Traditionally, ovarian cancer has been suggested to originate from cells in the serosa of the ovary. However, some authors suggest a different cell of origin. The precise cause of ovarian cancer is unknown, but several risk and contributing factors have been identified.

  • Reproductive factors
    • Parity is an important risk factor. Women who have been pregnant have a 50% decreased risk for developing ovarian cancer compared to nulliparous women. Multiple pregnancies offer an increasingly protective effect.
    • Oral contraceptive use decreases the risk of ovarian cancer.
    • These factors support the theory that risk for ovarian cancer is related to ovulation and that conditions that suppress this ovulatory cycle play a protective role.
    • Ovarian cancer may develop from an abnormal repair process of the surface of the ovary, which is ruptured and repaired during each ovulatory cycle. Therefore, the probability of ovarian cancer may be related to the number of ovulatory cycles.
  • Genetic factors
    • Family history plays an important role in the risk of developing ovarian cancer.
    • The lifetime risk for developing ovarian cancer is 1.6% in the general population. This compares to a 4-5% risk when 1 first-degree family member is affected, rising to 7% when 2 relatives are affected.
    • A history of breast cancer increases a woman's risk of developing ovarian cancer.
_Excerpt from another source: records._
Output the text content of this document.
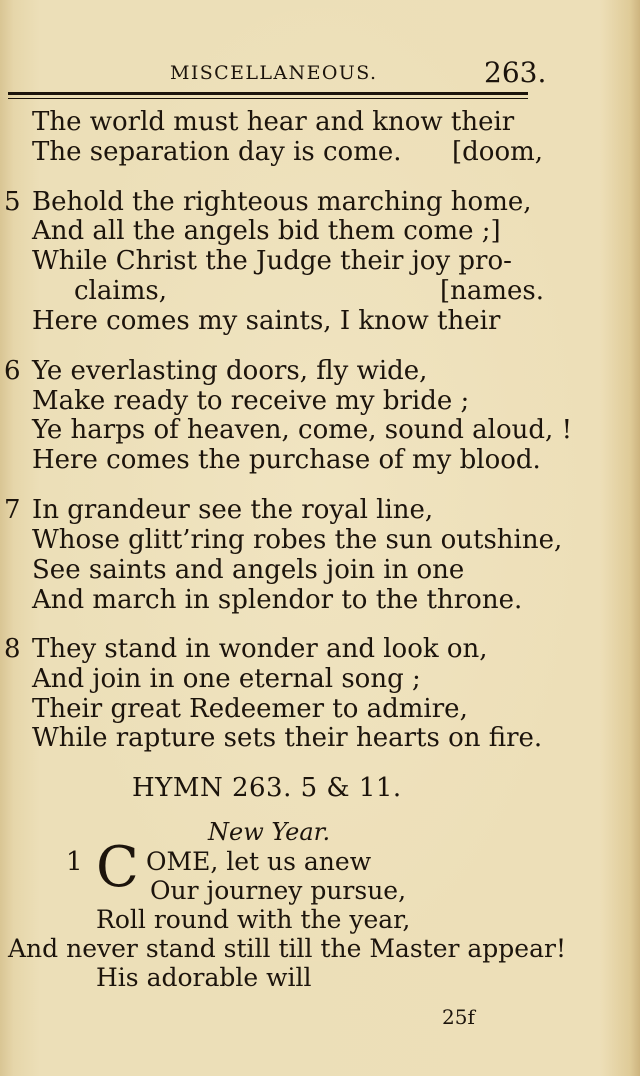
MISCELLANEOUS.	263.
The world must hear and know their
The separation day is come. [doom,
5 Behold the righteous marching home,
And all the angels bid them come ;]
While Christ the Judge their joy pro-
claims,	[names.
Here comes my saints, I know their
6 Ye everlasting doors, fly wide,
Make ready to receive my bride ;
Ye harps of heaven, come, sound aloud, !
Here comes the purchase of my blood.
7 In grandeur see the royal line,
Whose glitt’ring robes the sun outshine,
See saints and angels join in one
And march in splendor to the throne.
8 They stand in wonder and look on,
And join in one eternal song ;
Their great Redeemer to admire,
While rapture sets their hearts on fire.
HYMN 263. 5 & 11.
New Year.
1 C OME, let us anew
Our journey pursue,
Roll round with the year,
And never stand still till the Master appear!
His adorable will
25f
  • Hereditary ovarian cancer
    • Families in which multiple members have ovarian cancer (alone or associated with other tumors) are defined as having hereditary ovarian cancer.
    • Fewer than 5% of all ovarian cancers have a hereditary predisposition. At least 2 syndromes are clearly identified, as follows:
      • Breast/ovarian cancer syndrome: This is associated with early onset of breast or ovarian cancer. Inheritance follows an autosomal dominant transmission. It can be inherited from either parent. Most cases are related to the BRCA1 gene mutation. BRCA1 is a tumor suppressor gene that inhibits cell growth when functioning properly; the inheritance of mutant alleles of BRCA1 leads to a considerable increase in risk for developing ovarian cancer.
      • Lynch II syndrome or hereditary nonpolyposis colorectal cancer: These families are characterized by a high risk for developing colorectal, endometrial, stomach, small bowel, breast, pancreas, and ovarian cancers. This syndrome is caused by mutations in the mismatch repair genes.